CB – …structure, and superstructure…
MC – What is interesting for me about the discipline of town planning is that finally we have understood that architecture is a fundamental element of it. You can make the best plans in the world but if you put the wrong architecture into them, they won’t work. All these things overlap in the long run. Today we have dynamic architectural design tools like thermodynamics and 3D modelling that allow you to see and understand both the space you have designed and its energy dynamics. If we were to do this at a town planning level too we would be able to have a dynamic reading of the territory and impose a creative and no longer ideological vision on our work. But today we have simply shifted from a highly political ideology and to the “creative” ideology.

CB – Speaking of the plan for Rome, Benevolo once said: “we were convinced that once the plan was approved, it would be implemented”. The fact is that Italy has a huge number of laws, some of which forbid the implementation of others.
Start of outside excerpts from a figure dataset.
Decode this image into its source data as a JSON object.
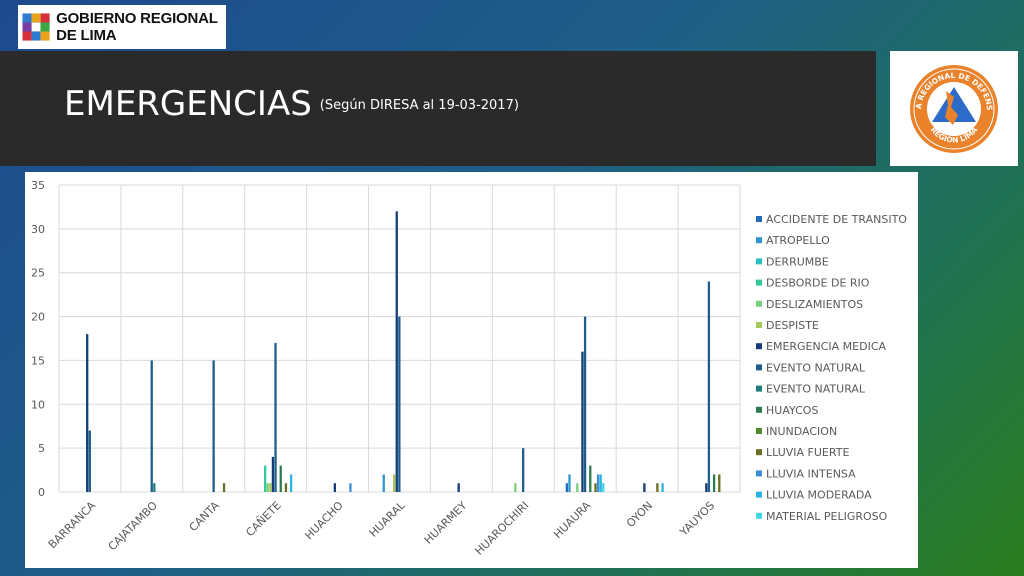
{
  "header": {
    "logo_text": "GOBIERNO REGIONAL DE LIMA",
    "title": "EMERGENCIAS",
    "subtitle": "(Según DIRESA al 19-03-2017)",
    "seal_text_top": "SISTEMA REGIONAL DE DEFENSA CIVIL",
    "seal_text_bottom": "REGION LIMA"
  },
  "chart_data": {
    "type": "bar",
    "title": "",
    "xlabel": "",
    "ylabel": "",
    "ylim": [
      0,
      35
    ],
    "yticks": [
      0,
      5,
      10,
      15,
      20,
      25,
      30,
      35
    ],
    "grid": true,
    "legend_position": "right",
    "categories": [
      "BARRANCA",
      "CAJATAMBO",
      "CANTA",
      "CAÑETE",
      "HUACHO",
      "HUARAL",
      "HUARMEY",
      "HUAROCHIRI",
      "HUAURA",
      "OYON",
      "YAUYOS"
    ],
    "series": [
      {
        "name": "ACCIDENTE DE TRANSITO",
        "color": "#1f6cc0",
        "values": [
          0,
          0,
          0,
          0,
          0,
          0,
          0,
          0,
          1,
          0,
          0
        ]
      },
      {
        "name": "ATROPELLO",
        "color": "#2e95d3",
        "values": [
          0,
          0,
          0,
          0,
          0,
          2,
          0,
          0,
          2,
          0,
          0
        ]
      },
      {
        "name": "DERRUMBE",
        "color": "#27c2c6",
        "values": [
          0,
          0,
          0,
          0,
          0,
          0,
          0,
          0,
          0,
          0,
          0
        ]
      },
      {
        "name": "DESBORDE DE RIO",
        "color": "#2fc99a",
        "values": [
          0,
          0,
          0,
          3,
          0,
          0,
          0,
          0,
          0,
          0,
          0
        ]
      },
      {
        "name": "DESLIZAMIENTOS",
        "color": "#7ccf7a",
        "values": [
          0,
          0,
          0,
          1,
          0,
          0,
          0,
          1,
          1,
          0,
          0
        ]
      },
      {
        "name": "DESPISTE",
        "color": "#a7c957",
        "values": [
          0,
          0,
          0,
          1,
          0,
          2,
          0,
          0,
          0,
          0,
          0
        ]
      },
      {
        "name": "EMERGENCIA MEDICA",
        "color": "#143d78",
        "values": [
          18,
          0,
          0,
          4,
          1,
          32,
          1,
          0,
          16,
          1,
          1
        ]
      },
      {
        "name": "EVENTO NATURAL",
        "color": "#1e5e8c",
        "values": [
          7,
          15,
          15,
          17,
          0,
          20,
          0,
          5,
          20,
          0,
          24
        ]
      },
      {
        "name": "EVENTO NATURAL",
        "color": "#1f7f7c",
        "values": [
          0,
          1,
          0,
          0,
          0,
          0,
          0,
          0,
          0,
          0,
          0
        ]
      },
      {
        "name": "HUAYCOS",
        "color": "#2d7b4e",
        "values": [
          0,
          0,
          0,
          3,
          0,
          0,
          0,
          0,
          3,
          0,
          2
        ]
      },
      {
        "name": "INUNDACION",
        "color": "#4d8a2a",
        "values": [
          0,
          0,
          0,
          0,
          0,
          0,
          0,
          0,
          0,
          0,
          0
        ]
      },
      {
        "name": "LLUVIA FUERTE",
        "color": "#6b6e1f",
        "values": [
          0,
          0,
          1,
          1,
          0,
          0,
          0,
          0,
          1,
          1,
          2
        ]
      },
      {
        "name": "LLUVIA INTENSA",
        "color": "#3a8fd8",
        "values": [
          0,
          0,
          0,
          0,
          1,
          0,
          0,
          0,
          2,
          0,
          0
        ]
      },
      {
        "name": "LLUVIA MODERADA",
        "color": "#29b5e3",
        "values": [
          0,
          0,
          0,
          2,
          0,
          0,
          0,
          0,
          2,
          1,
          0
        ]
      },
      {
        "name": "MATERIAL PELIGROSO",
        "color": "#3fd6e0",
        "values": [
          0,
          0,
          0,
          0,
          0,
          0,
          0,
          0,
          1,
          0,
          0
        ]
      }
    ]
  }
}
MC – The country’s economy is faltering for a whole set of reasons, not all of them our fault. But one of the great drivers of the Italian economy was possibility of changing the legally designated use of land. This offered huge opportunities for corruption and generated immense fortunes, allowing speculation even at fairly low levels on the decision making scale. It also doped the market. But today the land has all been used up. So what now? What seems crazy to me is that the exclusively private issue of building speculation has been subsidised by public money. We will have to wait and see what happens. Either a visionary policy is somehow got under way – and I see no way that can happen – or this unfettered system will continue unchallenged. I am now coming to grips with certain town planning systems in Italy’s Veneto region that has been raped on account of the so-called Tremonti law. This law allowed companies to deduct the cost of industrial buildings, with the result that the Veneto valleys are dotted with empty industrial sheds that no one has bought and no one uses. Now that the countryside has been legally strewn with these buildings, the town planners are saying: “no more cement”. That’s a bit simplistic! You can’t compare acting within the law and acting outside it. Just because so many have built eyesores doesn’t mean that the only result of further building will be another eyesore.